Larry’s surprise just permitted him to gasp out the words “City Hotel,” when a roar of laughter and applause met their ears, followed by the tinkle of a small bell.  Bill sprang through the doorway, and slammed the door in his old comrade’s face.

It would be difficult to say, looking at that face at that particular time, whether the owner thereof was mad or drunk ­or both ­so strangely did it wrinkle and contort as it gradually dawned upon its owner that Bill Jones, true to his present profession, was acting a part; that he knew about the mystery of Mademoiselle Nelina; was now acquainted with his, (Larry’s), place of abode; and would infallibly find him out after the concert was over.  As these things crossed his mind, Larry smote his thigh so often and so vigorously, that he ran the risk of being taken up for unwarrantably discharging his revolver in the streets, and he whistled once or twice so significantly, that at least five stray dogs answered to the call.  At last he hitched up the band of his trousers, and, hastening round to the front door, essayed to re-enter the concert-room.

“Pay here, please,” cried the money-taker, in an extremely nasal tone, as he passed the little hole in the wall.
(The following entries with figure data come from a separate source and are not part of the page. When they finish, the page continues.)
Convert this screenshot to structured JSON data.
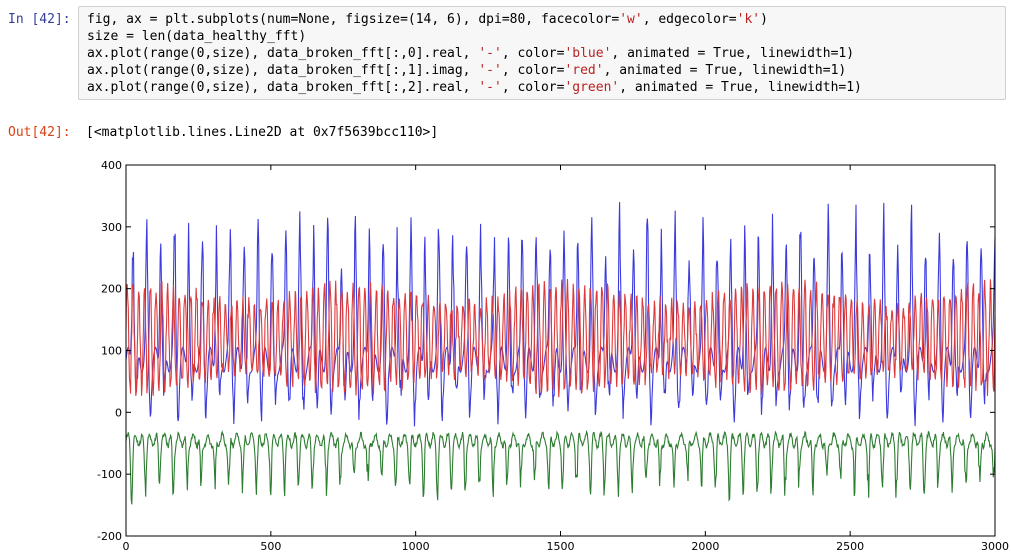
{
  "cell": {
    "in_prompt": "In [42]:",
    "out_prompt": "Out[42]:",
    "code_lines": [
      [
        {
          "t": "fig, ax = plt.subplots(num=None, figsize=(14, 6), dpi=80, facecolor="
        },
        {
          "t": "'w'",
          "s": 1
        },
        {
          "t": ", edgecolor="
        },
        {
          "t": "'k'",
          "s": 1
        },
        {
          "t": ")"
        }
      ],
      [
        {
          "t": "size = len(data_healthy_fft)"
        }
      ],
      [
        {
          "t": "ax.plot(range(0,size), data_broken_fft[:,0].real, "
        },
        {
          "t": "'-'",
          "s": 1
        },
        {
          "t": ", color="
        },
        {
          "t": "'blue'",
          "s": 1
        },
        {
          "t": ", animated = True, linewidth=1)"
        }
      ],
      [
        {
          "t": "ax.plot(range(0,size), data_broken_fft[:,1].imag, "
        },
        {
          "t": "'-'",
          "s": 1
        },
        {
          "t": ", color="
        },
        {
          "t": "'red'",
          "s": 1
        },
        {
          "t": ", animated = True, linewidth=1)"
        }
      ],
      [
        {
          "t": "ax.plot(range(0,size), data_broken_fft[:,2].real, "
        },
        {
          "t": "'-'",
          "s": 1
        },
        {
          "t": ", color="
        },
        {
          "t": "'green'",
          "s": 1
        },
        {
          "t": ", animated = True, linewidth=1)"
        }
      ]
    ],
    "output_text": "[<matplotlib.lines.Line2D at 0x7f5639bcc110>]"
  },
  "chart_data": {
    "type": "line",
    "xlim": [
      0,
      3000
    ],
    "ylim": [
      -200,
      400
    ],
    "x_ticks": [
      0,
      500,
      1000,
      1500,
      2000,
      2500,
      3000
    ],
    "y_ticks": [
      -200,
      -100,
      0,
      100,
      200,
      300,
      400
    ],
    "grid": false,
    "series": [
      {
        "color": "#3b3bdd",
        "approx": {
          "baseline": 85,
          "amplitude": 160,
          "period": 48,
          "x": [
            0,
            3000
          ]
        }
      },
      {
        "color": "#dd3b3b",
        "approx": {
          "baseline": 120,
          "amplitude": 75,
          "period": 20,
          "x": [
            0,
            3000
          ]
        }
      },
      {
        "color": "#2e7d32",
        "approx": {
          "baseline": -45,
          "amplitude": 55,
          "period": 48,
          "x": [
            0,
            3000
          ]
        }
      }
    ]
  }
}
“I’ve paid already,” answered Larry.

“Shew your check, then.”

“Sure I don’t know what that is.”

The doorkeeper smiled contemptuously, and shut down with a bang the bar that kept off the public.  Larry doubled his fist, and flushed crimson; then he remembered the importance of the business he had on hand, and quietly drew the requisite sum from his leather purse.
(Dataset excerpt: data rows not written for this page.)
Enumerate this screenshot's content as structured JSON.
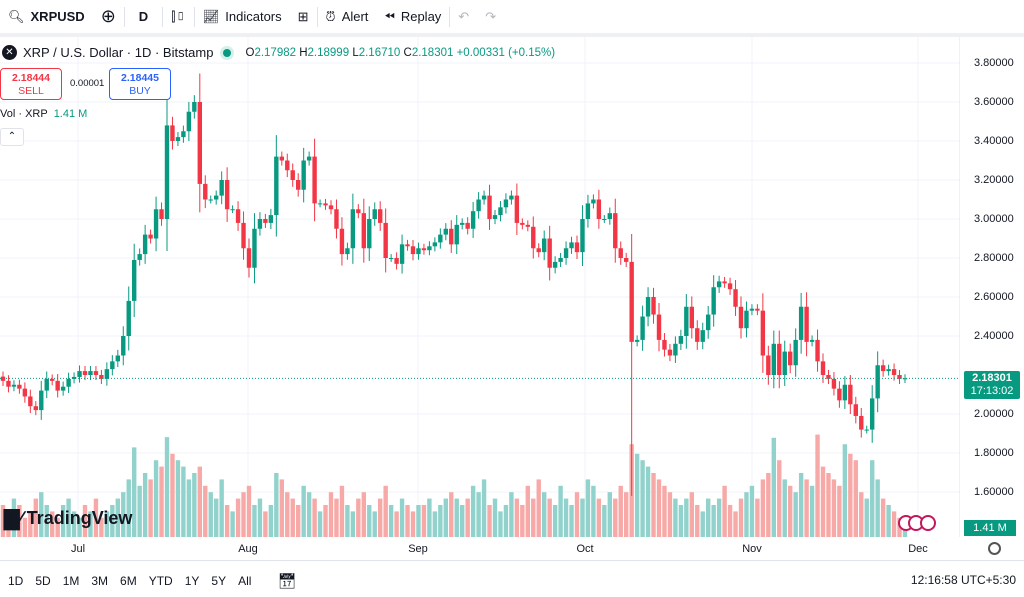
{
  "toolbar": {
    "symbol": "XRPUSD",
    "interval": "D",
    "indicators": "Indicators",
    "alert": "Alert",
    "replay": "Replay"
  },
  "legend": {
    "title": "XRP / U.S. Dollar · 1D · Bitstamp",
    "o_label": "O",
    "o": "2.17982",
    "h_label": "H",
    "h": "2.18999",
    "l_label": "L",
    "l": "2.16710",
    "c_label": "C",
    "c": "2.18301",
    "change": "+0.00331 (+0.15%)"
  },
  "trade": {
    "sell_price": "2.18444",
    "sell_label": "SELL",
    "spread": "0.00001",
    "buy_price": "2.18445",
    "buy_label": "BUY"
  },
  "volume": {
    "label": "Vol · XRP",
    "value": "1.41 M",
    "axis_label": "1.41 M"
  },
  "current": {
    "price": "2.18301",
    "countdown": "17:13:02"
  },
  "time_axis": [
    "Jul",
    "Aug",
    "Sep",
    "Oct",
    "Nov",
    "Dec"
  ],
  "ranges": [
    "1D",
    "5D",
    "1M",
    "3M",
    "6M",
    "YTD",
    "1Y",
    "5Y",
    "All"
  ],
  "clock": "12:16:58 UTC+5:30",
  "brand": "TradingView",
  "colors": {
    "up": "#089981",
    "down": "#f23645",
    "up_vol": "#92d2cc",
    "down_vol": "#f7a9a7"
  },
  "chart_data": {
    "type": "candlestick",
    "price_ticks": [
      "3.80000",
      "3.60000",
      "3.40000",
      "3.20000",
      "3.00000",
      "2.80000",
      "2.60000",
      "2.40000",
      "2.00000",
      "1.80000",
      "1.60000"
    ],
    "ylim": [
      1.45,
      3.85
    ],
    "grid": true,
    "closes": [
      2.17,
      2.14,
      2.15,
      2.13,
      2.09,
      2.04,
      2.02,
      2.12,
      2.18,
      2.17,
      2.12,
      2.14,
      2.18,
      2.19,
      2.22,
      2.2,
      2.22,
      2.2,
      2.18,
      2.23,
      2.27,
      2.3,
      2.4,
      2.58,
      2.79,
      2.82,
      2.92,
      2.9,
      3.05,
      3.0,
      3.48,
      3.4,
      3.42,
      3.45,
      3.55,
      3.6,
      3.18,
      3.1,
      3.1,
      3.12,
      3.2,
      3.05,
      3.05,
      2.98,
      2.85,
      2.75,
      2.95,
      3.0,
      2.98,
      3.02,
      3.32,
      3.3,
      3.25,
      3.2,
      3.15,
      3.3,
      3.32,
      3.08,
      3.08,
      3.07,
      3.05,
      2.95,
      2.82,
      2.85,
      3.05,
      3.03,
      2.85,
      3.0,
      3.05,
      2.98,
      2.8,
      2.8,
      2.77,
      2.87,
      2.86,
      2.82,
      2.85,
      2.84,
      2.86,
      2.88,
      2.92,
      2.95,
      2.87,
      2.97,
      2.98,
      2.95,
      3.04,
      3.1,
      3.12,
      3.0,
      3.02,
      3.06,
      3.1,
      3.12,
      2.98,
      2.97,
      2.96,
      2.85,
      2.83,
      2.9,
      2.75,
      2.78,
      2.8,
      2.85,
      2.88,
      2.83,
      3.0,
      3.08,
      3.1,
      3.0,
      3.0,
      3.03,
      2.85,
      2.8,
      2.78,
      2.37,
      2.38,
      2.5,
      2.6,
      2.51,
      2.38,
      2.33,
      2.3,
      2.36,
      2.4,
      2.55,
      2.44,
      2.37,
      2.43,
      2.51,
      2.65,
      2.68,
      2.67,
      2.64,
      2.55,
      2.44,
      2.53,
      2.54,
      2.53,
      2.3,
      2.2,
      2.36,
      2.2,
      2.32,
      2.25,
      2.38,
      2.55,
      2.37,
      2.38,
      2.27,
      2.2,
      2.18,
      2.13,
      2.07,
      2.15,
      2.05,
      1.99,
      1.92,
      1.92,
      2.08,
      2.25,
      2.22,
      2.23,
      2.2,
      2.18,
      2.18301
    ],
    "notable_lows": {
      "115": 1.58
    },
    "volumes_millions": [
      5,
      4,
      6,
      5,
      3,
      4,
      6,
      7,
      5,
      4,
      3,
      5,
      6,
      4,
      3,
      5,
      4,
      6,
      3,
      4,
      5,
      6,
      7,
      9,
      14,
      8,
      10,
      9,
      12,
      11,
      15.6,
      13,
      12,
      11,
      9,
      10,
      11,
      8,
      7,
      6,
      9,
      5,
      4,
      6,
      7,
      8,
      5,
      6,
      4,
      5,
      10,
      9,
      7,
      6,
      5,
      8,
      7,
      6,
      4,
      5,
      7,
      6,
      8,
      5,
      4,
      6,
      7,
      5,
      4,
      6,
      8,
      5,
      4,
      6,
      5,
      4,
      5,
      5,
      6,
      4,
      5,
      6,
      7,
      6,
      5,
      6,
      8,
      7,
      9,
      5,
      6,
      4,
      5,
      7,
      6,
      5,
      8,
      6,
      9,
      7,
      6,
      5,
      8,
      6,
      5,
      7,
      6,
      9,
      8,
      6,
      5,
      7,
      6,
      8,
      7,
      14.5,
      13,
      12,
      11,
      10,
      9,
      8,
      7,
      6,
      5,
      6,
      7,
      5,
      4,
      6,
      5,
      6,
      8,
      5,
      4,
      6,
      7,
      8,
      6,
      9,
      10,
      15.5,
      12,
      9,
      8,
      7,
      10,
      9,
      8,
      16,
      11,
      10,
      9,
      8,
      14.5,
      13,
      12,
      7,
      6,
      12,
      9,
      6,
      5,
      4,
      3,
      1.41
    ]
  }
}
“Come along,” said he to Ned Sinton, on re-entering the room.  “I’ve see’d her; an’ Bill Jones, too!”

“Bill Jones!” cried Ned and the captain simultaneously.

“Whist!” said Larry; “don’t be makin’ people obsarve us.  Come along home; it’s all right ­I’ll tell ye all about it when we’re out.”

In another minute the three friends were in the street, conversing eagerly and earnestly as they hastened to their quarters through the thronged and noisy streets of Sacramento.